Lead author Zackary Firestone emphasizes that synthetic routes facilitate biological testing and derivative development, moving beyond limited natural sources.

The project, led by Firestone at the Smith Laboratory of FSU, fits into broader efforts in organic synthesis aimed at enabling new small-molecule drug development, with potential cancer applications.

Coauthors Thiago A. Grigolo and Filipe G. Pernichelle contributed to the study, highlighting the role of natural products and synthetic chemistry in expanding medicinal chemistry pipelines, with NIH and NSF support.

Epi-tetradehydrohalicyclamine B, identified in 2019, draws attention for its unique structure and pharmaceutical potential; the team synthesized both molecules in enantiomerically appropriate form to achieve the desired biological activity.

The findings were published in the Journal of the American Chemical Society earlier this year, underscoring the value of synthetic access to marine natural products for medicinal chemistry.

These compounds can inhibit proteasomes, a key mechanism for stressing and killing cancer cells, with implications for treating cancers such as multiple myeloma and mantle cell lymphoma.

This work marks the first successful total synthesis of both compounds, enabling scalable procurement and focused modification for drug discovery.

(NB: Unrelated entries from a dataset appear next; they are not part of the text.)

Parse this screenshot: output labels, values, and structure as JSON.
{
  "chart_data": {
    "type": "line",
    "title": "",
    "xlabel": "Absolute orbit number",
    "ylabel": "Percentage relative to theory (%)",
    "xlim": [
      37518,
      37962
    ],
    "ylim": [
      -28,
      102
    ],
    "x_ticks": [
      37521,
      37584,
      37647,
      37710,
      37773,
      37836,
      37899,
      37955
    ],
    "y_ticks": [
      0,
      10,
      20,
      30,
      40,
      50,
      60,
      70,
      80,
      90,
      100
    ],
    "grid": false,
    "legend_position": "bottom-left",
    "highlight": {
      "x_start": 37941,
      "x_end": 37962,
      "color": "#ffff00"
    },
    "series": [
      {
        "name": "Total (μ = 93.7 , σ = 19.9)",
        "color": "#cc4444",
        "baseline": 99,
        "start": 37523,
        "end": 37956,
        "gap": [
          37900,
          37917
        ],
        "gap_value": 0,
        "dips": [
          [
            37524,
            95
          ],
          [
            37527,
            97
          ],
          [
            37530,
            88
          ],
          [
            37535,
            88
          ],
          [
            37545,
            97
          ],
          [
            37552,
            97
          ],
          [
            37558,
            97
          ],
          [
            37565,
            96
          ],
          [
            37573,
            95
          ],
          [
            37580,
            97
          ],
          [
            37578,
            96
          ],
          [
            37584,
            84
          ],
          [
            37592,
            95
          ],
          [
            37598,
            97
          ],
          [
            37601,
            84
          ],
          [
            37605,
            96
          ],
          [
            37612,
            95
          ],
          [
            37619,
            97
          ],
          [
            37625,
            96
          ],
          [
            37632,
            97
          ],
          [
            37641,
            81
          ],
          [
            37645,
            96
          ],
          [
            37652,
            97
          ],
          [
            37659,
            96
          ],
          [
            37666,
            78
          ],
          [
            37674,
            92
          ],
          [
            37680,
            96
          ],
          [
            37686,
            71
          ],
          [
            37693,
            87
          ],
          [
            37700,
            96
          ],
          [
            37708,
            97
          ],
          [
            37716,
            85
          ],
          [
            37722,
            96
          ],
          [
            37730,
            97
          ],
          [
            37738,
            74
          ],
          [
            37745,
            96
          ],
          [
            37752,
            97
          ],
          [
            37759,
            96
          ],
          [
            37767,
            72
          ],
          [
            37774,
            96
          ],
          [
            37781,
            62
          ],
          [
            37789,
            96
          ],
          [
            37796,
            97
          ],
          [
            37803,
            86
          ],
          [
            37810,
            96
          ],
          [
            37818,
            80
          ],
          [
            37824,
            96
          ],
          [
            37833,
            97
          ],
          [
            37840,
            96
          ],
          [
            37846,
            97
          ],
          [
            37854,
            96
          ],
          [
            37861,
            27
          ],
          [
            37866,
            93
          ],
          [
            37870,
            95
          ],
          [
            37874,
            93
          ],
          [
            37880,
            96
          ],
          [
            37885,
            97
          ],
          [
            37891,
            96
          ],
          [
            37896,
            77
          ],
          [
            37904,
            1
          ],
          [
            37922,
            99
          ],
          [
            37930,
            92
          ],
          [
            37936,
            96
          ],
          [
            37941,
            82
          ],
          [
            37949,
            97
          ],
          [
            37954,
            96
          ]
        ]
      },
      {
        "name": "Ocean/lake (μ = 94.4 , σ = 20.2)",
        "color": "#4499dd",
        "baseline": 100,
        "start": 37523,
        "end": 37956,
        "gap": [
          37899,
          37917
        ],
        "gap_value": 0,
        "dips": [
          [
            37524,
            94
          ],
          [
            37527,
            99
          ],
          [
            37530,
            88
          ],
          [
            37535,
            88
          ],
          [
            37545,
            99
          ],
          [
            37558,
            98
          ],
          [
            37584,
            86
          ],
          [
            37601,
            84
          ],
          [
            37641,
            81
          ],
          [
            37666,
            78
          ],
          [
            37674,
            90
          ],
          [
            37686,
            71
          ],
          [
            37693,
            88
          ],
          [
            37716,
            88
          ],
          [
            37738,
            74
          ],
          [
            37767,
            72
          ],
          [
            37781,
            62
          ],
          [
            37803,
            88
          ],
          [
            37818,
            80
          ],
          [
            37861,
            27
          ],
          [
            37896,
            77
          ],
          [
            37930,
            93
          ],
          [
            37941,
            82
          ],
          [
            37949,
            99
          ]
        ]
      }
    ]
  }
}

The synthesis provides sufficient quantities for comprehensive testing and exploration of structural derivatives to improve therapeutic properties and accelerate cancer drug development.

FSU researchers have achieved the first total synthesis of two marine natural products, tetradehydrohalicyclamine B and epi-tetradehydrohalicyclamine B, enabling easier procurement and modification for drug discovery and testing.

Synthetic access reduces dependence on scarce sponge samples and provides larger quantities, while allowing researchers to create derivatives for enhanced activity or properties.

FSU’s legacy in molecular synthesis, connected to historic achievements like Taxol synthesis, frames this work within a broader mission to develop small-molecule drugs for cancer and neurological diseases.

The study, conducted under the Smith Laboratory and published in the Journal of the American Chemical Society, involved collaboration with Joel M. Smith and was supported by NIH and NSF.